Data Quality

What is quality?

A big part of testing in a data driven project such as for BI testing is testing the quality of the data. The data quality needs to measured at several steps in the data landscape; at the source, but also after the migration/transformation (ETL-process). See building block: BI Testing.

Quality can be defined as: Quality is the totality of features and characteristics of a product or service that bear on its ability to satisfy stated or implied needs. (Source: TMAP Quality for DevOps teams)

The TMAP method described several quality characteristics to help measure the quality of software products, but these are not well suited for data driven environments. For testing specifically data quality the UK chapter of the DAMA (Data Management Association) wrote a paper describing new measures for data quality. (Source: The Six Primary Dimensions for Data Quality. DAMA UK, October 2013).

Six primary dimensions of data quality These are the six primary dimensions of data quality:

data  quality dimensions
Figure 1 : Six primary dimensions of data quality
  • Completeness: is all data from the source present in the target?
  • Uniqueness: are there double records?
  • Timeliness: are changes in the source reflected on time in the dashboard?
  • Validity: is the data valid (does it adhere to the business rules e.g. no insurance customers younger than 18 years)?
  • Accuracy: is the data accurate (e.g. no customers with impossible age: 121)?
  • Consistency: is the data consistent across sources?

These dimensions are primarily designed to be used to check the quality of the data at the target point, but most of them can already be used to look at the quality of the source data (see also building block: Data Profiling), the only exception being 'timeliness'. How to calculate these dimensions is further explained in the next section.

How to use and measure the quality dimensions

The listed data quality dimensions can be used as KPI's for the quality of the data, but the data quality assessment needs to be done in a methodical fashion. Not all dimensions have to weighed equally. Some dimensions might be more important in the project than others and maybe some data items need a different weighting from other data items. It’s also important to define the requirements for acceptance. In total it is important to go through the following steps (as advised by DAMA UK):

  1. Identify which data items need to be assessed for data quality, typically this will be data items deemed as critical to business operations.
  2. Assess which data quality dimensions to use and their associated weighting.
  3. For each data quality dimension, define values or ranges representing good and bad quality data.
  4. Apply the assessment criteria to the data items (calculate the score).
  5. Review the results and determine if data quality is acceptable or not.
  6. Where appropriate take corrective actions e.g. clean the data and improve data handling processes to prevent future recurrences.
  7. Repeat the above on a periodic basis to monitor trends in Data Quality.

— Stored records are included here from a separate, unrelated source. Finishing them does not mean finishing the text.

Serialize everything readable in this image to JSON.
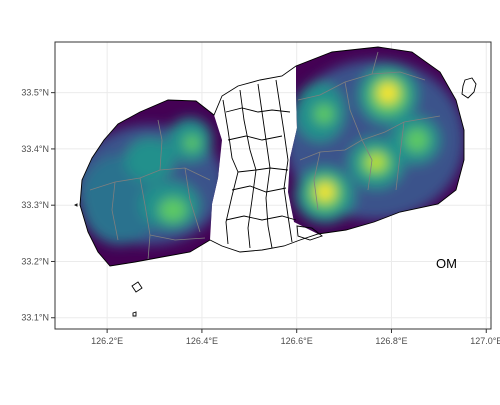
{
  "map": {
    "label": "OM",
    "axes": {
      "x_ticks": [
        {
          "value": 126.2,
          "label": "126.2°E"
        },
        {
          "value": 126.4,
          "label": "126.4°E"
        },
        {
          "value": 126.6,
          "label": "126.6°E"
        },
        {
          "value": 126.8,
          "label": "126.8°E"
        },
        {
          "value": 127.0,
          "label": "127.0°E"
        }
      ],
      "y_ticks": [
        {
          "value": 33.1,
          "label": "33.1°N"
        },
        {
          "value": 33.2,
          "label": "33.2°N"
        },
        {
          "value": 33.3,
          "label": "33.3°N"
        },
        {
          "value": 33.4,
          "label": "33.4°N"
        },
        {
          "value": 33.5,
          "label": "33.5°N"
        }
      ],
      "xlim": [
        126.09,
        127.01
      ],
      "ylim": [
        33.08,
        33.59
      ]
    },
    "grid": true,
    "colors": {
      "palette": [
        "#440154",
        "#3b528b",
        "#21908c",
        "#5dc963",
        "#fde725"
      ],
      "grid": "#ebebeb",
      "outline": "#000000",
      "inner_boundaries": "#7f7f7f"
    },
    "hotspots": [
      {
        "lon": 126.8,
        "lat": 33.5,
        "intensity": 1.0
      },
      {
        "lon": 126.67,
        "lat": 33.33,
        "intensity": 0.9
      },
      {
        "lon": 126.78,
        "lat": 33.38,
        "intensity": 0.85
      },
      {
        "lon": 126.86,
        "lat": 33.41,
        "intensity": 0.75
      },
      {
        "lon": 126.66,
        "lat": 33.46,
        "intensity": 0.55
      },
      {
        "lon": 126.34,
        "lat": 33.3,
        "intensity": 0.6
      },
      {
        "lon": 126.35,
        "lat": 33.42,
        "intensity": 0.45
      },
      {
        "lon": 126.27,
        "lat": 33.36,
        "intensity": 0.4
      }
    ]
  }
}
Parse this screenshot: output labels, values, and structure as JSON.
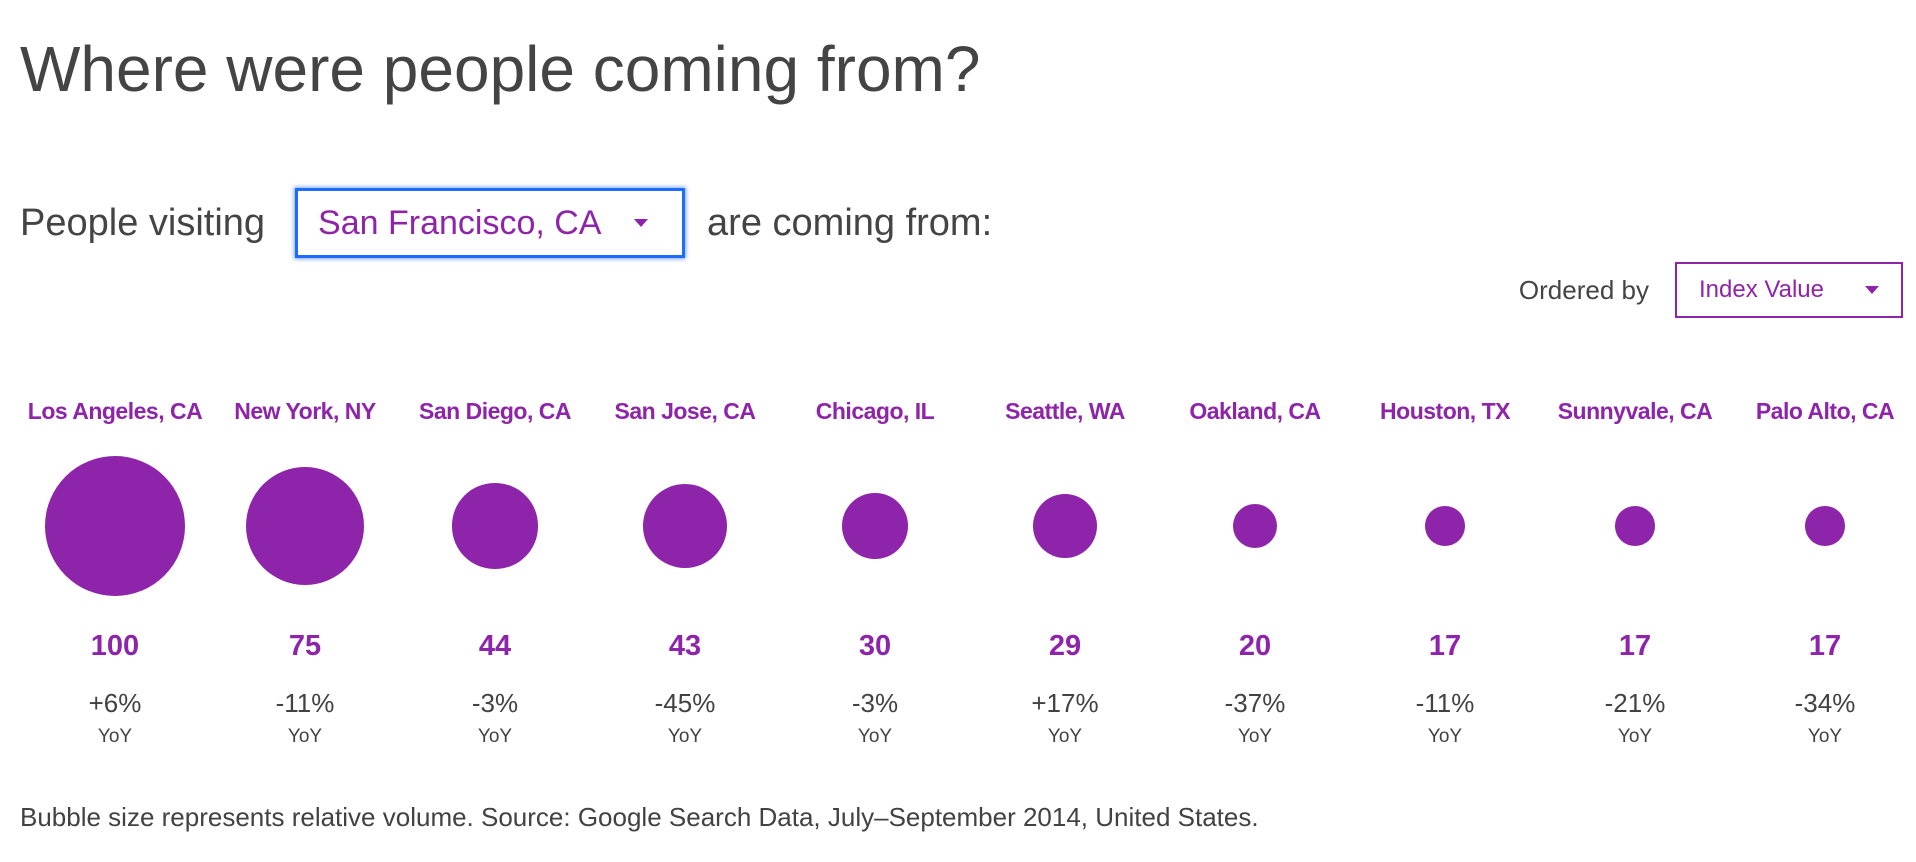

In step 4 you will need to calculate the score on the data dimension:

data quality calculation
Figure 2: Definition and calculation of the quality dimensions

* Note that because real-world data is not always available, the accuracy cannot always be tested. Examples to check for are: impossible birthdates, e-mail addresses that don't contain the @ sign or that have spaces in them and non-existent combinations of postal code and city (postcode/huisnummer check).

Further considerations for data quality

Next to the primary data dimensions there are other data dimensions that might be taken into consideration. This list is in no way complete, but it gives an idea on what else to consider:

  • Usability: is the data understandable and relevant?
  • Security: is the data auditable and are privacy regulations maintained (e.g. "right to be forgotten")?
  • Value: Is there a good cost/benefit case for the data in terms of capacity (and therefor money)?
  • Sustainability: Is there a good cost/benefit case for the data in terms of power usage?